Чтение онлайн

на главную

Жанры

Шрифт:

Количество съедаемого за день «домом» еще трудней оправдать сейчас, чем недопустимые условия труда работников кухни. В самом деле: утром кофе, в час – обед, в пять часов – чай, молоко, простокваша, конечно, с булочками, хлебом, маслом. В девять – ужин и чай. Четырехразовое питание! Санаторный режим особого литерного назначения.

Усадьба была расположена на большой дороге или, как тогда говорили, на «большаке». Куда шла эта дорога, я не знаю точно. Думаю, что она соединяла два уездных города: Старицу с Зубцовым. Во всяком случае, по ней происходило довольно оживленное движение. Ехала почта с колокольчиками. Проезжали ямщики со станции с бубенцами: коробейники, торговцы всякой мелочью и мануфактурой, желанные гости в каждой усадьбе, в каждом селе. Шли обозы. Громыхали крестьянские

телеги. Иногда проезжали, вызывая общее любопытство, помещичьи экипажи, но это бывало очень редко, так как в этом нашем краю было очень мало таких землевладельцев, которые ездили бы в экипажах с кучерами. Большинство переключилось на самообслуживание и пересело в тарантасы или беговые дрожки. А постоянный наш гость, Николай Александрович Долгалов 3 , владелец Байкова – роскошных руин, расположенных в шести верстах от нас – приезжал всегда верхом, играя в лихого отставного кавалериста, никогда не будучи им. Прожив весь свой век около кавалерии, расквартированной по уездным городам нашей губернии, Николай Александрович, кажется, сам твердо уверовал в свое военное звание…

3

Правильная транскрипция фамилии его – Долголов. – Прим. авт.

Большая дорога шла вдоль всего сада и огибала нашу усадьбу под прямым углом.
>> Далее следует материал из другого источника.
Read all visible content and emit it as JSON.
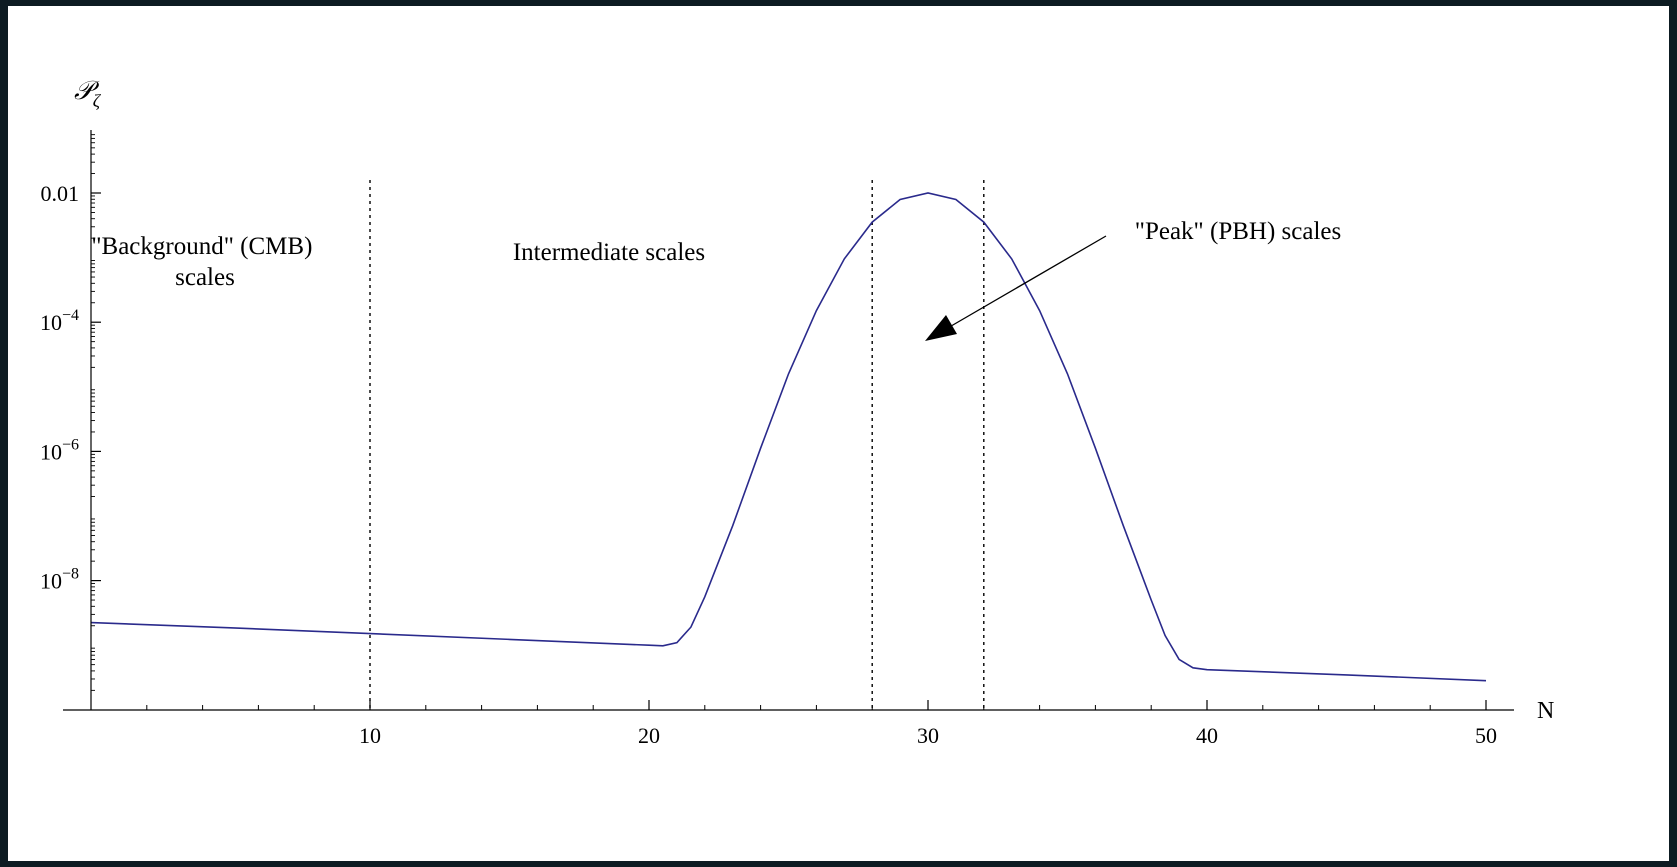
{
  "chart_data": {
    "type": "line",
    "title": "",
    "xlabel": "N",
    "ylabel": "𝒫",
    "ylabel_subscript": "ζ",
    "y_scale": "log",
    "xlim": [
      0,
      51
    ],
    "ylim_log10": [
      -10,
      0.5
    ],
    "grid": false,
    "x_ticks": [
      {
        "value": 10,
        "label": "10"
      },
      {
        "value": 20,
        "label": "20"
      },
      {
        "value": 30,
        "label": "30"
      },
      {
        "value": 40,
        "label": "40"
      },
      {
        "value": 50,
        "label": "50"
      }
    ],
    "y_ticks": [
      {
        "log10": -2,
        "base": "0.01",
        "exp": ""
      },
      {
        "log10": -4,
        "base": "10",
        "exp": "−4"
      },
      {
        "log10": -6,
        "base": "10",
        "exp": "−6"
      },
      {
        "log10": -8,
        "base": "10",
        "exp": "−8"
      }
    ],
    "series": [
      {
        "color": "#2a2a8c",
        "points": [
          [
            0,
            -8.65
          ],
          [
            5,
            -8.73
          ],
          [
            10,
            -8.82
          ],
          [
            15,
            -8.91
          ],
          [
            20,
            -9.0
          ],
          [
            20.5,
            -9.01
          ],
          [
            21,
            -8.96
          ],
          [
            21.5,
            -8.72
          ],
          [
            22,
            -8.25
          ],
          [
            23,
            -7.15
          ],
          [
            24,
            -5.95
          ],
          [
            25,
            -4.8
          ],
          [
            26,
            -3.82
          ],
          [
            27,
            -3.02
          ],
          [
            28,
            -2.45
          ],
          [
            29,
            -2.1
          ],
          [
            30,
            -2.0
          ],
          [
            31,
            -2.1
          ],
          [
            32,
            -2.45
          ],
          [
            33,
            -3.02
          ],
          [
            34,
            -3.82
          ],
          [
            35,
            -4.8
          ],
          [
            36,
            -5.95
          ],
          [
            37,
            -7.15
          ],
          [
            38,
            -8.3
          ],
          [
            38.5,
            -8.85
          ],
          [
            39,
            -9.22
          ],
          [
            39.5,
            -9.35
          ],
          [
            40,
            -9.38
          ],
          [
            45,
            -9.46
          ],
          [
            50,
            -9.55
          ]
        ]
      }
    ],
    "vertical_lines": [
      10,
      28,
      32
    ],
    "annotations": [
      {
        "lines": [
          "\"Background\" (CMB)",
          "scales"
        ]
      },
      {
        "lines": [
          "Intermediate scales"
        ]
      },
      {
        "lines": [
          "\"Peak\" (PBH) scales"
        ]
      }
    ]
  }
}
И здесь, на повороте, под старыми тополями, за которыми была лазейка под забором в огород, стоял кирпичный столб, с вделанным в него киотом с темной иконой неизвестного святого, а под иконой, в столбе, железный ящичек для сбора пожертвований в пользу Ивановской церкви. Перед большими праздниками кривая птичница Аннушка, прозванная «куриной слепотой», зажигала лампадку в киоте. Бутылочка с маслом стояла тут же. Мы, дети, частенько опускали в железный ящичек свой «благочестивый обол» в виде семечек, ржавых гвоздей, пуговиц и прочего подобного движимого имущества, находящегося в нашем личном пользовании. В тихие летние вечера, когда наступали закатные дымчатые сумерки и вся природа уже переступала через черту дневных забот, из конюшен и скотных дворов доносилось блаженно-умиротворяющее жеванье, прерываемое иногда торжественным падением в тишину коровьих экскрементов, а люди сидели при открытых окнах за сытным ужином, переговариваясь о своем мирном труде и делясь надеждами. Тогда мерцанье огонька лампады у темного образа святителя производило впечатление вечного нерушимого покоя.

На юг от дома, через дорогу, расположена была сыроварня с ее подсобными постройками. Немного дальше еще пруд – «раздолье уток молодых», со столетними ивами по вязким берегам, взрыхленными копытами коней и коров. Никогда не просыхающая здесь дорога представляла серьезную опасность для проезжающих. Помню завязшую там крестьянскую подводу и нашего быка, которого едва вытащили. Люди опытные и бывалые объезжали эту топь полем за кузницей, стоявшей тут же, на развилке двух дорог. Кузница всегда привлекала мое внимание таинственным огнем горна, внушая чувство жалости к коням, и в то же время вызывала неизменно чувство брезгливости.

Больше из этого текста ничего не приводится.